In Chicago, a total of 584 confirmed cases have been reported, according to the city’s Department of Public Health. Thirty people have been hospitalized, but there have been no deaths. [CDPH]

4. The national average for a gallon of gas is below $4 for the first time since March

The national average price of regular gas dropped to $3.99 per gallon today, down significantly from a high of around $5 per gallon in June, according to the American Automobile Association.

(In Chicago, the average is a little over $5, according to AAA. For Illinois, it’s $4.33.)

As NPR reports, there are four factors that could determine where things go from here. They include the obvious, like the supply and demand of oil. There’s also the war in Ukraine. And then there’s … the weather?

“A lot of crude oil enters the U.S. from the Gulf Coast, where it’s refined and then distributed,” NPR reports. The network goes on to say, “In 2017, Hurricane Harvey swept across Louisiana and Texas knocking out 20% of U.S. refining capacity.” [NPR]

5. A Chicago bake sale that raises money for people in prison became so popular it had to turn away volunteers

This Saturday, a bake sale in Chicago’s Uptown neighborhood is raising money for people who are in Illinois prisons and those who were formerly incarcerated.

Community organizer Eliza Gonring helped plan this week’s bake sale, as well as a previous one in the spring.

And she says the event hit an unexpected milestone: So many bakers signed up, she had to start turning volunteers away, reports Pearse Anderson for WBEZ.

“Everyone has skill sets that are important for movement work,” Gonring said. “Bake sales are a really good way for folks that don’t necessarily think of themselves as able to participate in movement work to identify ways that their specific skill set can plug into stuff.” [WBEZ]

Here’s what else is happening

  • The Arctic is heating up nearly four times faster than the whole planet, according to new research. [NPR]
  • The bid to create a casino in Chicago entered a critical new phase. [Chicago Tribune]
  • Illinois workers would see a boost in wages if a proposed constitutional amendment passes, a study finds. [WBEZ]
  • Drag queens are helping Alaska voters understand rank voting. [AP]

Oh, and one more thing …

The Black Women’s Expo is this week, and tomorrow you can see my boss’s boss speak at the annual event.

(Feel free to put a good word in for me if you’re going because I’m totally not finishing my performance review by the end of this week.)

WBEZ’s Tracy Brown is the first Black chief content officer of the largest nonprofit newsroom in the country.

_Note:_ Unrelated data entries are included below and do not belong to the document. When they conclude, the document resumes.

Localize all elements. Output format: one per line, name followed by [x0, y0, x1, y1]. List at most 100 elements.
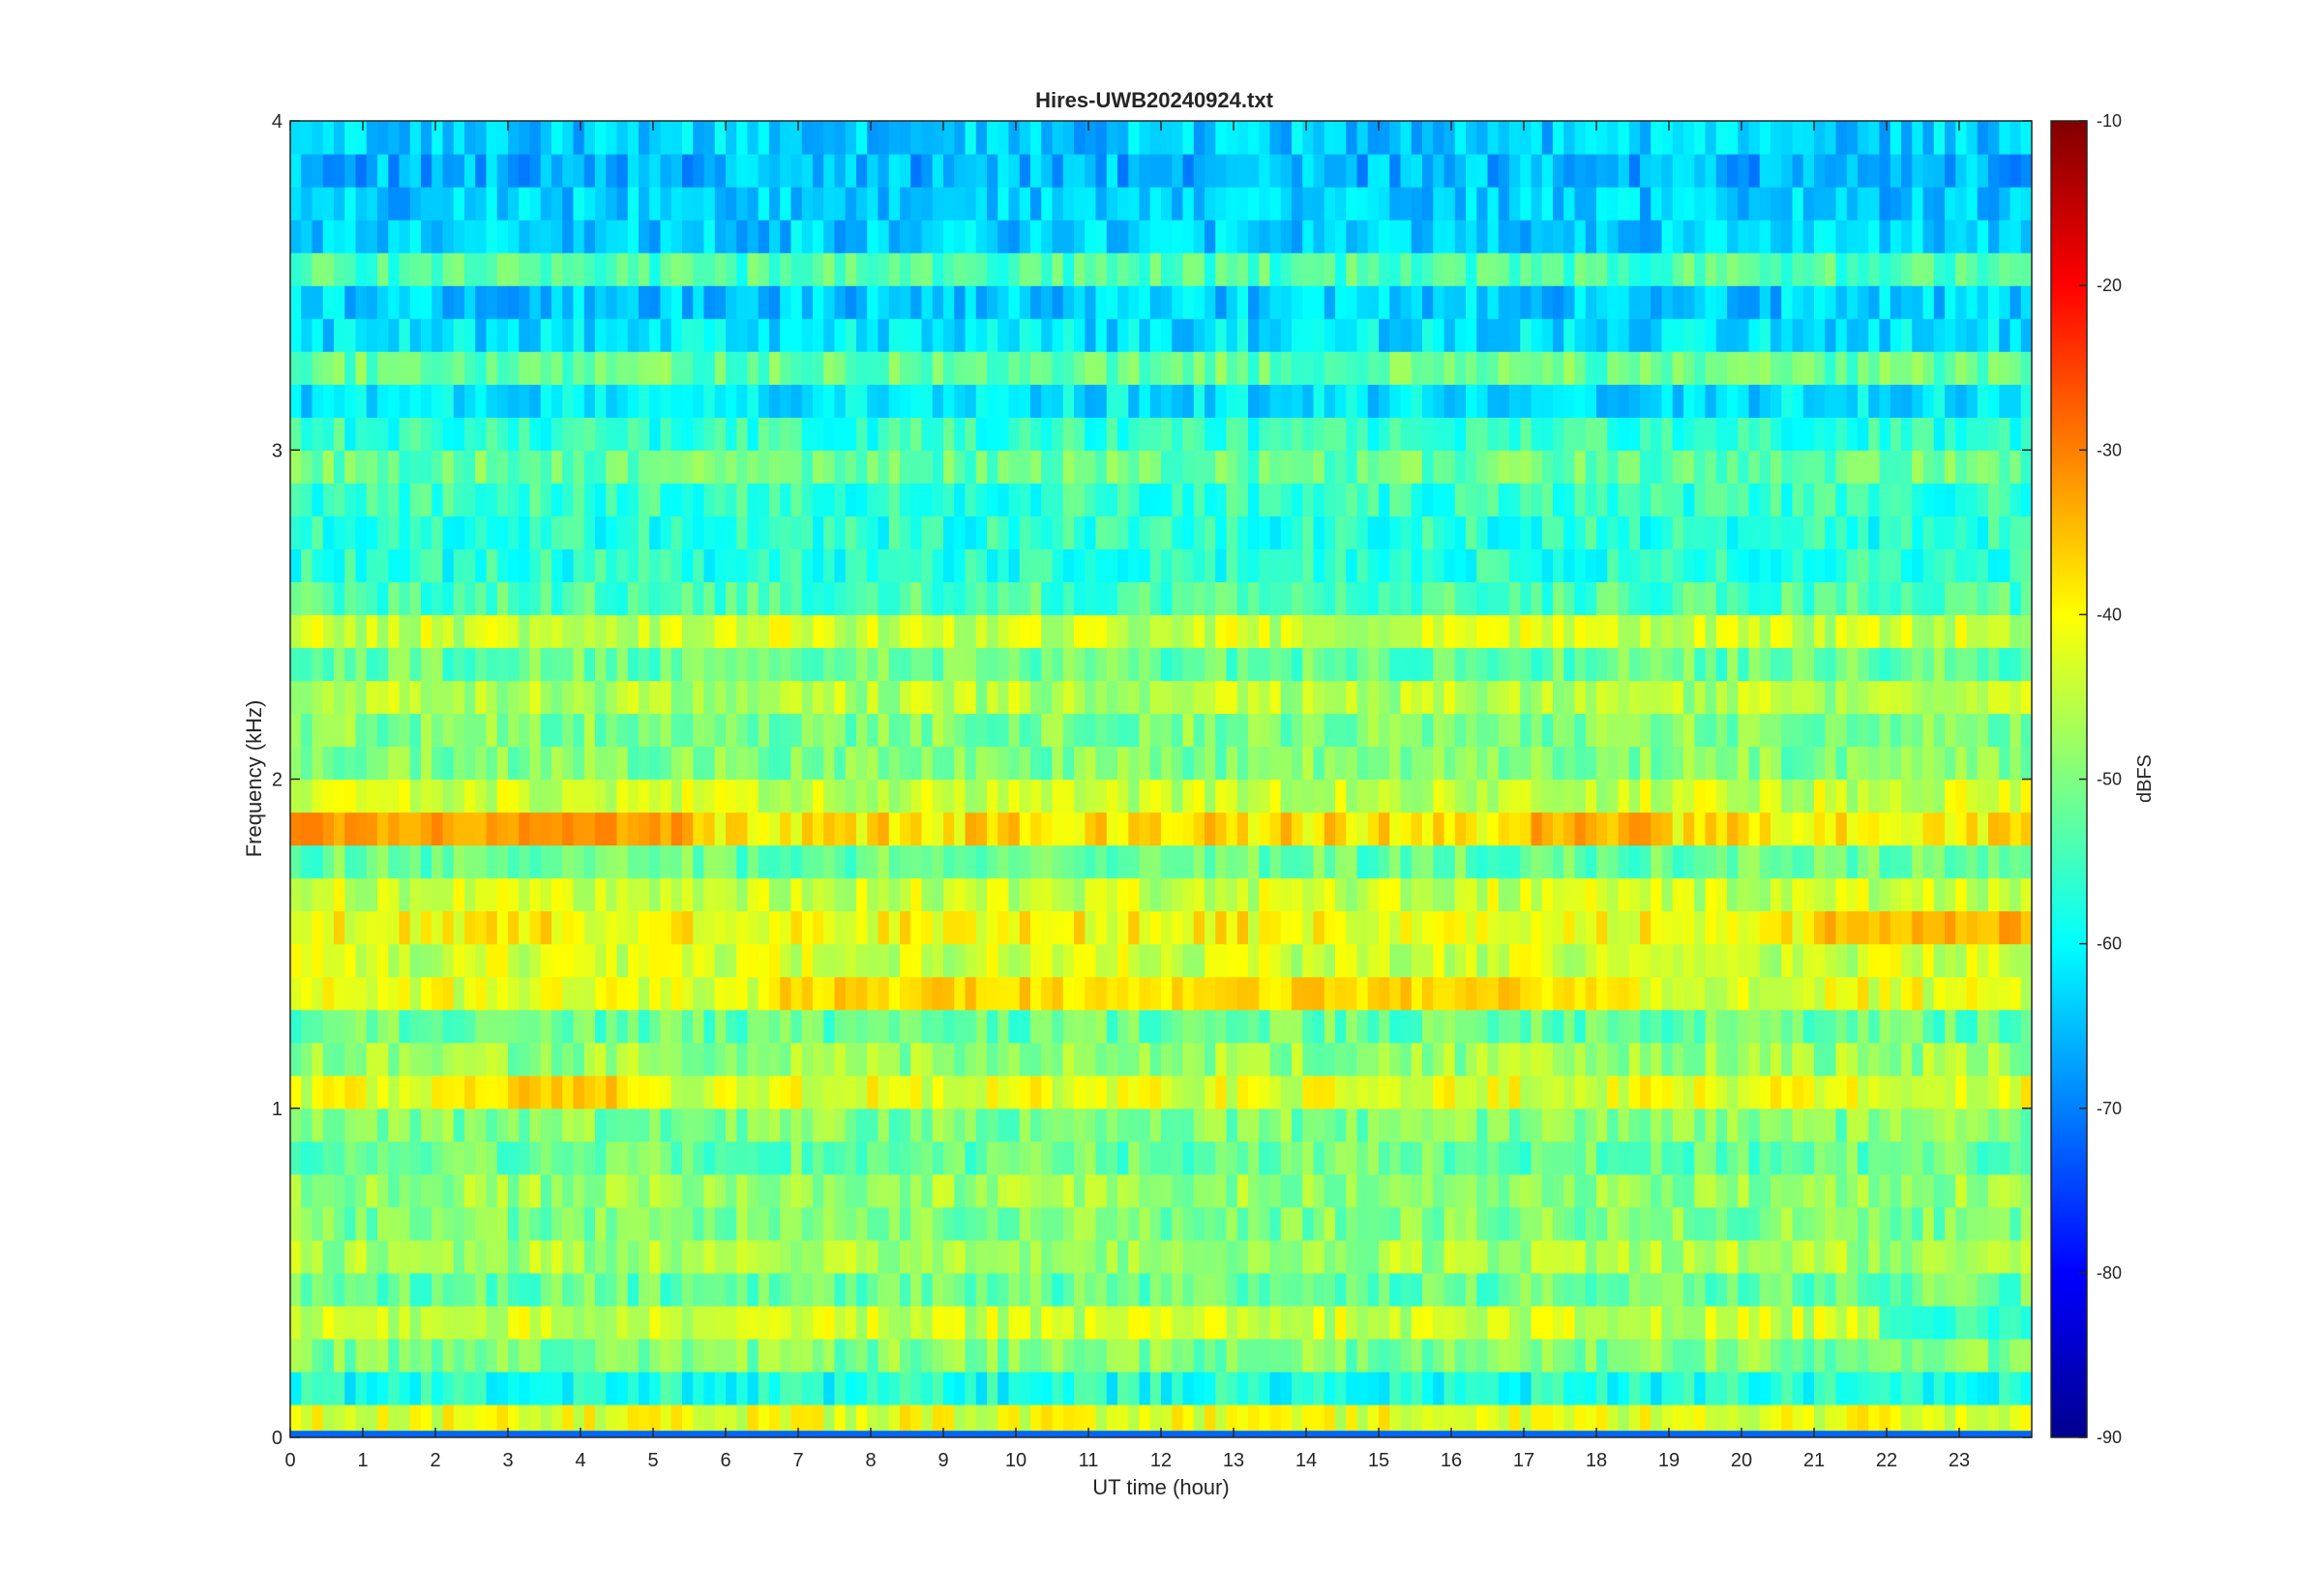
- heatmap-cell: [1672, 1173, 1684, 1208]
- heatmap-cell: [1074, 483, 1086, 517]
- heatmap-cell: [1128, 910, 1141, 945]
- heatmap-cell: [1302, 1206, 1315, 1241]
- heatmap-cell: [1715, 812, 1728, 846]
- heatmap-cell: [1008, 910, 1021, 945]
- heatmap-cell: [1205, 1140, 1216, 1175]
- heatmap-cell: [1498, 1404, 1510, 1437]
- heatmap-cell: [1346, 1206, 1358, 1241]
- heatmap-cell: [1727, 1140, 1739, 1175]
- heatmap-cell: [1292, 581, 1303, 615]
- heatmap-cell: [301, 1108, 313, 1142]
- heatmap-cell: [660, 647, 672, 682]
- heatmap-cell: [1814, 1206, 1826, 1241]
- heatmap-cell: [573, 581, 585, 615]
- heatmap-cell: [1651, 877, 1663, 912]
- heatmap-cell: [1346, 910, 1358, 945]
- heatmap-cell: [1139, 746, 1151, 781]
- heatmap-cell: [997, 1042, 1010, 1077]
- heatmap-cell: [1694, 779, 1707, 813]
- heatmap-cell: [583, 1206, 596, 1241]
- heatmap-cell: [421, 1042, 432, 1077]
- heatmap-cell: [1356, 516, 1369, 549]
- heatmap-cell: [975, 976, 988, 1011]
- heatmap-cell: [312, 713, 324, 748]
- heatmap-cell: [714, 1140, 727, 1175]
- heatmap-cell: [344, 1140, 357, 1175]
- heatmap-cell: [595, 1042, 607, 1077]
- heatmap-cell: [1738, 910, 1750, 945]
- heatmap-cell: [1814, 647, 1826, 682]
- heatmap-cell: [432, 1009, 444, 1044]
- heatmap-cell: [1346, 1173, 1358, 1208]
- heatmap-cell: [551, 450, 563, 484]
- heatmap-cell: [1694, 910, 1707, 945]
- heatmap-cell: [1074, 844, 1086, 879]
- heatmap-cell: [790, 779, 803, 813]
- heatmap-cell: [910, 1371, 923, 1405]
- heatmap-cell: [954, 1371, 967, 1405]
- heatmap-cell: [1541, 516, 1554, 549]
- heatmap-cell: [583, 877, 596, 912]
- heatmap-cell: [823, 812, 836, 846]
- heatmap-cell: [1618, 1075, 1630, 1109]
- heatmap-cell: [1259, 713, 1271, 748]
- heatmap-cell: [997, 450, 1010, 484]
- heatmap-cell: [616, 812, 629, 846]
- heatmap-cell: [399, 910, 411, 945]
- heatmap-cell: [388, 1239, 401, 1274]
- heatmap-cell: [355, 844, 368, 879]
- heatmap-cell: [1977, 713, 1989, 748]
- heatmap-cell: [921, 516, 934, 549]
- heatmap-cell: [519, 548, 531, 582]
- heatmap-cell: [562, 1338, 575, 1373]
- heatmap-cell: [1193, 1009, 1206, 1044]
- heatmap-cell: [1858, 812, 1869, 846]
- heatmap-cell: [1182, 910, 1195, 945]
- heatmap-cell: [1172, 483, 1184, 517]
- heatmap-cell: [1520, 1173, 1533, 1208]
- heatmap-cell: [1030, 877, 1042, 912]
- heatmap-cell: [1705, 417, 1717, 451]
- heatmap-cell: [888, 844, 901, 879]
- heatmap-cell: [1498, 976, 1510, 1011]
- heatmap-cell: [1019, 1404, 1031, 1437]
- heatmap-cell: [1313, 1140, 1325, 1175]
- heatmap-cell: [813, 450, 824, 484]
- heatmap-cell: [1117, 1338, 1129, 1373]
- heatmap-cell: [1487, 1239, 1500, 1274]
- heatmap-cell: [1966, 1042, 1979, 1077]
- heatmap-cell: [867, 1108, 879, 1142]
- heatmap-cell: [736, 746, 749, 781]
- heatmap-cell: [726, 1075, 737, 1109]
- heatmap-cell: [1117, 1009, 1129, 1044]
- heatmap-cell: [540, 943, 552, 978]
- heatmap-cell: [1487, 450, 1500, 484]
- heatmap-cell: [1106, 976, 1118, 1011]
- heatmap-cell: [1628, 976, 1641, 1011]
- heatmap-cell: [1259, 680, 1271, 715]
- heatmap-cell: [932, 647, 944, 682]
- heatmap-cell: [1106, 1042, 1118, 1077]
- heatmap-cell: [2009, 976, 2022, 1011]
- heatmap-cell: [834, 1239, 847, 1274]
- heatmap-cell: [900, 548, 911, 582]
- heatmap-cell: [856, 1075, 868, 1109]
- heatmap-cell: [1879, 1305, 1891, 1340]
- heatmap-cell: [464, 1140, 476, 1175]
- heatmap-cell: [1727, 581, 1739, 615]
- heatmap-cell: [1618, 1272, 1630, 1307]
- heatmap-cell: [1335, 1404, 1347, 1437]
- heatmap-cell: [1553, 1272, 1564, 1307]
- heatmap-cell: [660, 1173, 672, 1208]
- heatmap-cell: [1106, 516, 1118, 549]
- heatmap-cell: [1346, 417, 1358, 451]
- heatmap-cell: [1236, 844, 1249, 879]
- heatmap-cell: [649, 548, 662, 582]
- heatmap-cell: [1400, 844, 1413, 879]
- heatmap-cell: [377, 417, 389, 451]
- heatmap-cell: [409, 450, 422, 484]
- heatmap-cell: [954, 779, 967, 813]
- heatmap-cell: [399, 1173, 411, 1208]
- heatmap-cell: [1585, 1009, 1597, 1044]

She’ll be sharing a stage with the Chicago Sun-Times’s Nykia Wright, the first Black CEO of a major news organization, and they’ll share their insights on leadership as “firsts.” [Chicago Sun-Times]

Tell me something good …

The new school year is right around the corner. What’s one of your fondest school memories?

Jennifer writes:

“I am beginning my 25th year as a CPS art and yoga teacher and my fondest memories have to be the 100 plus field trips on which my students and I have gone. During my time at an elementary school, I took each grade on the South Shore to see the mask exhibition at the Field Museum and went to the chess pavilion at North Avenue beach and saw Jordan at the Max with a group of 7th graders during a summer intervention program.

“Some of my favorites from my years of teaching high school include: singing on stage at the House of Blues, the Takashi Murakami exhibition at MCA on my birthday, practicing yoga on the deck overlooking the pond at Lincoln Park Zoo, and going to Milwaukee to practice yoga in a studio and seeing the amazing Kehinde Wiley pieces at the Milwaukee Art Museum.”